Politique

Trump envisage-t-il de mettre fin à la guerre contre l’Iran ?


Des responsables américains affirment que le président estime que la pression économique continue et intense contraint Téhéran à mettre fin à son programme nucléaire ou provoquer son effondrement.

Le président américain Donald Trump envisage d’annoncer la fin de la guerre avec l’Iran et mise sur une pression économique intense exercée sur Téhéran, a rapporté jeudi le Wall Street Journal. Cette réflexion intervient alors que plusieurs éléments indiquent que de hauts responsables de l’administration américaine exercent des pressions afin d’éviter une escalade majeure de la guerre avec l’Iran avant les élections de mi-mandat prévues le 3 novembre.

Le journal, citant de hauts responsables américains, a rapporté que Trump avait discuté avec ses principaux conseillers de la possibilité d’annoncer la fin de la guerre avec l’Iran.

Selon ces responsables, le président est favorable à cette mesure et estime que le maintien d’une pression économique intense contraindrait Téhéran à mettre fin à son programme nucléaire ou entraînera son effondrement.

Le Wall Street Journal a indiqué que, malgré ces discussions menées à huis clos, le département américain de la Défense, le Pentagone, avait prolongé la durée du déploiement de ses forces militaires dans la région, et que la guerre pourrait se poursuivre au cours de l’année prochaine.

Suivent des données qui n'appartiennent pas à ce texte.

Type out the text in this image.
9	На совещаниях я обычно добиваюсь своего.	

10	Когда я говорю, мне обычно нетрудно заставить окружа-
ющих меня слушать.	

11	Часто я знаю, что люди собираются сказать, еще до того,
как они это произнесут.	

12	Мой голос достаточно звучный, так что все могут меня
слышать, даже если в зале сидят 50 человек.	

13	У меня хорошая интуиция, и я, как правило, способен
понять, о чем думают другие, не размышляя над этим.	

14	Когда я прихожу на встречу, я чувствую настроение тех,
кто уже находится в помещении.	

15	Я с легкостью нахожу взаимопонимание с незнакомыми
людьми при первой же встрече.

Le coût économique cumulé de la guerre pourrait constituer un facteur supplémentaire dans les calculs de la Maison-Blanche, notamment si les opérations militaires se prolongent et que les dépenses liées au déploiement, aux forces et aux systèmes de défense américains dans la région augmentent. À l’approche des élections de mi-mandat, Trump pourrait se retrouver contraint de concilier ses objectifs militaires avec des pressions intérieures en faveur d’une réduction des dépenses et d’éviter une guerre prolongée qui ne produirait pas de résultats rapides susceptibles d’être présentés à l’opinion publique américaine.

Ces considérations interviennent alors que des signes indiquent un recul du soutien populaire à la poursuite de la guerre, au moment où ses conséquences économiques et sécuritaires occupent une place de plus en plus importante dans le débat intérieur américain. Plus la confrontation se prolonge et plus son coût augmente, plus il devient difficile de convaincre les électeurs de l’intérêt de la poursuivre. Cela pourrait renforcer, au sein de l’administration, les voix favorables à la fin des opérations militaires et à une transition vers une voie diplomatique permettant à Trump d’annoncer qu’il a atteint ses objectifs sans s’engager dans un conflit ouvert.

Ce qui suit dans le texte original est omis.